As with the new Doctor’s First Report, neither of these sections exist in the regulations.
Again, the DWC is proposing two new forms, but keeping these forms shrouded in mystery.
Transitioning to the PR-1, the new Doctor’s First Report, and new Permanent and Stationary Reports will require providers to undertake a colossal administrative lift, costing practices money, time, and resources. The DWC is well aware of this. As it states in its ISOR (emphasis ours):
And exactly how will providers bear that cost?
Evidently, the DWC expects providers to expend the resources necessary to comply with proposals that grant claims administrators even more power to administratively hamper providers—all while allowing those claims administrators to use Preferred Provider Organizations (PPOs) and Medical Provider Networks (MPNs) to circumvent state fee schedules and pay less than Medicare rates for injured workers’ treatment.

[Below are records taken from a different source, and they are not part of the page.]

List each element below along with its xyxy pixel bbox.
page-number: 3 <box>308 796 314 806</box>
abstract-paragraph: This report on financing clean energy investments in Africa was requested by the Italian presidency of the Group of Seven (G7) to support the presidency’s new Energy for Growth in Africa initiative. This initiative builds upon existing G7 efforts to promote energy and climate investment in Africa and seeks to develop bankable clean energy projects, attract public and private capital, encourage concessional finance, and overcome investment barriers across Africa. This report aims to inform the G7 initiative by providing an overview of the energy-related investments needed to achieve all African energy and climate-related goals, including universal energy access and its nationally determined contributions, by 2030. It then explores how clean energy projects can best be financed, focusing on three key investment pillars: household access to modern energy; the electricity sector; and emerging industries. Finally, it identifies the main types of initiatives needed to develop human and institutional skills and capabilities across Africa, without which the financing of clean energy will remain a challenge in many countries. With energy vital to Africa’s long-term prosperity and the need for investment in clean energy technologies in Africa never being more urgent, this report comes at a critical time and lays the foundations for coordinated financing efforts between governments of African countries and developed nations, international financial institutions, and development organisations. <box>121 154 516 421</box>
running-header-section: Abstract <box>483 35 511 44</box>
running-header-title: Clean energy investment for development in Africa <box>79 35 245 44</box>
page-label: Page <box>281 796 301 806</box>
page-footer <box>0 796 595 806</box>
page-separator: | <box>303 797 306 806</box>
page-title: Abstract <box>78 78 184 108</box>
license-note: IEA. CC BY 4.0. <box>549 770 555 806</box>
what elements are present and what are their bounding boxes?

Perhaps worst of all, the DWC could have proposed reforms that actually improve injured workers’ access to care, by making authorization and UR more efficient and equitable.
The DWC could require a standardized response to RFAs so providers don’t have to deal with bloated, unintelligible UR decisions. They could follow the law (in place since 2016) that requires the DWC to collect UR data to monitor claims administrators for abuse and non-compliance. They could uphold the sanctity of authorization instead of allowing MPN-based denials.

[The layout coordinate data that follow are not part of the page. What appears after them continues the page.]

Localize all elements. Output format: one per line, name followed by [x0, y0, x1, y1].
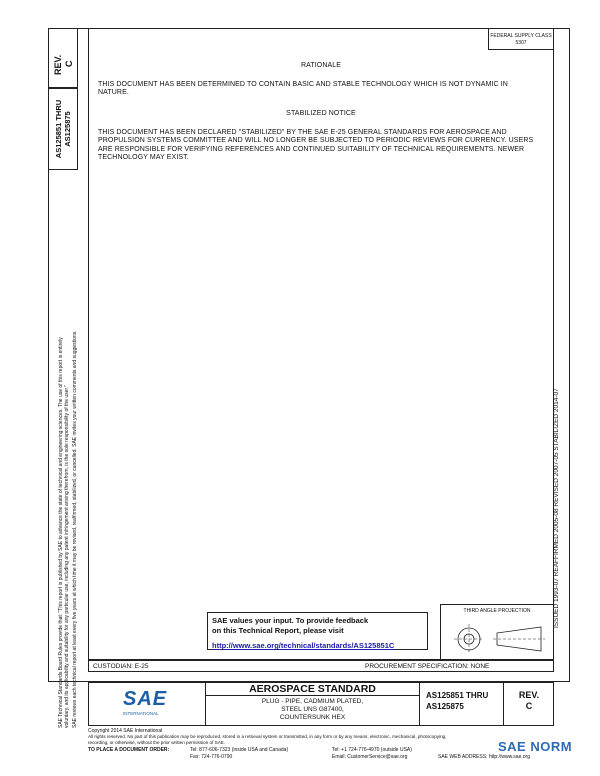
federal-supply-value: 5307 [515, 39, 527, 46]
order-fax: Fax: 724-776-0790 [190, 754, 233, 760]
side-rev-label: REV. [53, 54, 63, 75]
sae-logo: SAE [123, 688, 168, 710]
document-history: ISSUED 1993-07 REAFFIRMED 2005-08 REVISED 2007-05 STABILIZED 2014-07 [553, 388, 560, 628]
title-desc-1: PLUG - PIPE, CADMIUM PLATED, [261, 698, 364, 705]
content-frame [88, 28, 554, 660]
stabilized-text: THIS DOCUMENT HAS BEEN DECLARED "STABILIZED" BY THE SAE E-25 GENERAL STANDARDS FOR AEROSPACE AND PROPULSION SYSTEMS COMMITTEE AND WILL NO LONGER BE SUBJECTED TO PERIODIC REVIEWS FOR CURRENCY. USERS ARE RESPONSIBLE FOR VERIFYING REFERENCES AND CONTINUED SUITABILITY OF TECHNICAL REQUIREMENTS. NEWER TECHNOLOGY MAY EXIST. [98, 129, 534, 162]
sae-rules-notice-line-2: voluntary, and its applicability and suitability for any particular use, including any patent infringement arising therefrom, is the sole responsibility of the user." [64, 385, 70, 728]
feedback-link[interactable]: http://www.sae.org/technical/standards/AS125851C [212, 641, 395, 650]
rev-cell [504, 682, 554, 726]
order-tel-2: Tel: +1 724-776-4970 (outside USA) [332, 747, 412, 753]
side-rev-value: C [64, 60, 74, 67]
rights-line-1: All rights reserved. No part of this publication may be reproduced, stored in a retrieval system or transmitted, in any form or by any means, electronic, mechanical, photocopying, [88, 734, 447, 739]
projection-box [440, 604, 554, 660]
federal-supply-box [488, 28, 554, 50]
federal-supply-label: FEDERAL SUPPLY CLASS [490, 33, 552, 39]
procurement-label: PROCUREMENT SPECIFICATION: NONE [365, 663, 490, 670]
sae-review-notice: SAE reviews each technical report at least every five years at which time it may be revised, reaffirmed, stabilized, or cancelled. SAE invites your written comments and suggestions. [72, 330, 78, 728]
sae-logo-subtitle: INTERNATIONAL [123, 711, 159, 716]
title-desc-3: COUNTERSUNK HEX [279, 714, 346, 721]
order-email: Email: CustomerService@sae.org [332, 754, 408, 760]
rev-label: REV. [518, 690, 540, 700]
rationale-heading: RATIONALE [300, 62, 342, 69]
side-doc-box [48, 88, 78, 170]
rev-value: C [525, 701, 533, 711]
sae-norm-watermark: SAE NORM [498, 739, 573, 754]
custodian-label: CUSTODIAN: E-25 [93, 663, 149, 670]
projection-label: THIRD ANGLE PROJECTION [463, 608, 531, 614]
doc-number-1: AS125851 THRU [426, 691, 489, 700]
stabilized-heading: STABILIZED NOTICE [286, 110, 356, 117]
sae-rules-notice-line-1: SAE Technical Standards Board Rules provide that: "This report is published by SAE to advance the state of technical and engineering sciences. The use of this report is entirely [58, 337, 64, 728]
feedback-line-2: on this Technical Report, please visit [212, 625, 344, 635]
logo-cell [88, 682, 206, 726]
feedback-box [207, 612, 428, 650]
rationale-text: THIS DOCUMENT HAS BEEN DETERMINED TO CONTAIN BASIC AND STABLE TECHNOLOGY WHICH IS NOT DYNAMIC IN NATURE. [98, 81, 508, 97]
title-desc-2: STEEL UNS G87400, [281, 706, 344, 713]
side-rev-box [48, 28, 78, 88]
order-tel-1: Tel: 877-606-7323 (inside USA and Canada) [190, 747, 289, 753]
third-angle-projection-icon [449, 617, 549, 659]
rights-line-2: recording, or otherwise, without the prior written permission of SAE. [88, 740, 226, 745]
order-label: TO PLACE A DOCUMENT ORDER: [88, 747, 170, 753]
custodian-row [88, 660, 554, 672]
side-doc-numbers: AS125851 THRU AS125875 [54, 99, 72, 159]
title-cell [206, 682, 420, 726]
doc-number-cell [420, 682, 504, 726]
doc-number-2: AS125875 [426, 702, 464, 711]
copyright: Copyright 2014 SAE International [88, 728, 163, 734]
feedback-line-1: SAE values your input. To provide feedback [212, 616, 369, 625]
sae-web-address[interactable]: SAE WEB ADDRESS: http://www.sae.org [438, 754, 530, 760]
aerospace-standard-heading: AEROSPACE STANDARD [206, 682, 419, 696]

Instead, the DWC chose to propose a massive administrative burden for providers already struggling to treat injured workers in a financially sustainable way.
The DWC is not making this meeting publicly available online. Instead, the agency expects providers to schlep to Oakland (rather than spend their time treating injured workers). The public is “invited” to attend the in-person hearing on Thursday, July 25, 2024, at 11 AM at the following address:
Elihu Harris State Office Building – Auditorium
1515 Clay Street
Oakland, CA 94612
Members of the public may also submit written comments via mail, fax, or email until the end of the day on Thursday, as follows:
Maureen Gray, Regulations Coordinator
Department of Industrial Relations
1515 Clay Street, 18th Floor
San Francisco, CA 94142
Fax: (510) 286-0687
Email: dwcrules@dir.ca.gov
All the details of the proposals are available on this DWC web page. Note that the DWC’s Notice of Proposed Rulemaking offers a different mailing address for submitting written comments than the address above, which the DWC included in its Newsline announcing the meeting. The address listed in the Notice is as follows:
Maureen Gray, Regulations Coordinator
Department of Industrial Relations
P.O. Box 420603
San Francisco, CA 94142
To keep providers informed, daisyNews will report on this meeting, as well as additional details of the proposed changes. But so far, all signs indicate the status quo: claims administrators (along with their private equity owners and sidekick vendors) profit while injured workers suffer.